November 18, 2008
By Steve Fox
The American flag is one of our most cherished icons, displayed by Americans of every stripe: politicos with lapel-pins, bikers on headscarves and jacket panels, powwow dancers with face paint and beadwork, lifers with tattoos, cops with shoulder patches. In this historic presidential election, we saw the flag once again used by the right as a wedge issue, to distinguish “good” from “bad” Americans. One of the most ungainly flags in the world, it’s the inexhaustible material of our national identity.
The photographer Kathleen Brennan became aware that she was working against the appropriation of our flag’s image when she was starting a Peace Sign portrait project earlier this year. She had just read that the Peace Sign was turning 50 in 2008, and she wanted to photograph people giving the “v” sign for peace or holding some facsimile of the international sign for peace. (British designer Jerald Holtom, a conscientious objector in WWII, combined the two semaphor signals for the letters N, for nuclear, and D, for disarmament, into a circular symbol that first appeared in public on a march from London to the site of British nuclear weapons manufacture in 1958.)
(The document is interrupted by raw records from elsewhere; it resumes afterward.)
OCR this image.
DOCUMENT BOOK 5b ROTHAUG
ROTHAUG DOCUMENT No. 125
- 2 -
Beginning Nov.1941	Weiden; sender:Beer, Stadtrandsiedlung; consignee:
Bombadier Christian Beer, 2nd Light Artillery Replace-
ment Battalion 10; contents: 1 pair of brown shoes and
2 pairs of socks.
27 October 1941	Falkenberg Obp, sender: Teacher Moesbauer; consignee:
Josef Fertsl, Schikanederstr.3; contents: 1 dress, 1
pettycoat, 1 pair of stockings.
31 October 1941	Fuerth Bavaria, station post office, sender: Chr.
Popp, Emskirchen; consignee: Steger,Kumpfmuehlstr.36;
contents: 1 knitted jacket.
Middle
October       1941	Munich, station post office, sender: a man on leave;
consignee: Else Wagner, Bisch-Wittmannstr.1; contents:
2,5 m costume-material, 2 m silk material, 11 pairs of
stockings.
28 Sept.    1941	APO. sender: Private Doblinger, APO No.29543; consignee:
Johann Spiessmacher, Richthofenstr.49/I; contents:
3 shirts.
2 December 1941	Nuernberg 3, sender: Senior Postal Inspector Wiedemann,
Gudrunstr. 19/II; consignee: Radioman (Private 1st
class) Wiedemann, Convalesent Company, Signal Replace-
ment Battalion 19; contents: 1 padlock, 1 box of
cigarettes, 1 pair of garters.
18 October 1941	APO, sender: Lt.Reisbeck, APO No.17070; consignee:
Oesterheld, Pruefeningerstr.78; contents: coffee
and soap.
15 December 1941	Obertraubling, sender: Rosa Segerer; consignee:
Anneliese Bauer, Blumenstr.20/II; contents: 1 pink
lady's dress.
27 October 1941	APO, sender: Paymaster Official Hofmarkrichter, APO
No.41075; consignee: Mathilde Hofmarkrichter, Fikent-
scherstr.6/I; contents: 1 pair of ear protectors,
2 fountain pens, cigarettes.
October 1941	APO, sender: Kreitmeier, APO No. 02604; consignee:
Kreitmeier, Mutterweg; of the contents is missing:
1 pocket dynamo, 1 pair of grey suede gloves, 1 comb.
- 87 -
So Kathleen asked friends to pose, and one, while posing, told Kathleen that she had, sadly, just given her worn old American flag to the Salvation Army because she couldn’t bear to fly it after the insults of the Bush administration. So Brennan began to use a large flag as backdrop, or prop, in the series, and she named it The American Flag Portrait Series. “I just thought that it might be a step in the direction of reclaiming the flag for all of us, not just those who claim it’s theirs,” she says.
One of the photos features painter Mimi Chen Ting, wrapped in both the American and Chinese flags, arguing for broad coexistence and multiple origins, rather than the chauvinism of the “USA, USA!” chanters.
Brennan is known for her photographs of her partner Kat’s scarred body after breast cancer surgery. In this project, she seems to be taking on injuries felt by wide swaths of the population, and, in Lincoln’s metaphor, seeking to bind up the Nation’s wounds.
Photographs are hard to sell to the public, and few galleries attempt to market them as they do painting, drawing, sculpture, and jewelry. But an outlet available primarily to photographers alone is the stock image business, and Brennan is aiming her work at the top three stock suppliers. Her photos were already at Jupiter Images, #3 in the market, when it was recently bought by Getty, the #1. Brennan is also targeting Corbis, the #2 image house, because they feature work that’s edgier than the other two. In addition, Brennan just bought the web domain name, AmericanPortraitProject.com. The flag portrait series should be up on the site within the month, she says.
Brennan shoots the portraits in her yard in natural light, sometimes diffusing the direct sun with a sheet or scrim. She places props on a table nearby for people to choose from if they wish. She’s finished about 50 portraits and will soon do another weekend of photographing, open to all comers. She gives people a fine print of their portrait in exchange for a signed model release. She prints the photos in full color, but with a muted, sepia-toned look radiating a soft, gentle attitude toward the parade of Taoseños who have appeared before her lens claiming their identities as “American.”
Douglas Smith Photo Show. Another Brennan project will soon reveal to us the life’s work of Douglas Smith, M.D., co-owner of the Taos Inn with his wife, Carolyn Haddock. Doug and Carolyn have traveled the world to remote areas and photographed many animals. He has boxes and boxes of slides that he intended someday to print for a show. Kathleen Brennan offered to sort through the slides, clean and scan them, and curate the show. It will be called “Journey: Images from a Lifetime of Travel,” and will feature some of the extraordinary places and creatures that they have come upon. The photos will be hung throughout Doc Martin’s restaurant, the Inn lobby, and the Adobe Bar. The exhibit opens Friday, Dec. 19, with a public reception Friday, Jan. 16, 2009, 4-6 p.m. The show will close Sunday, Feb. 15, 2009.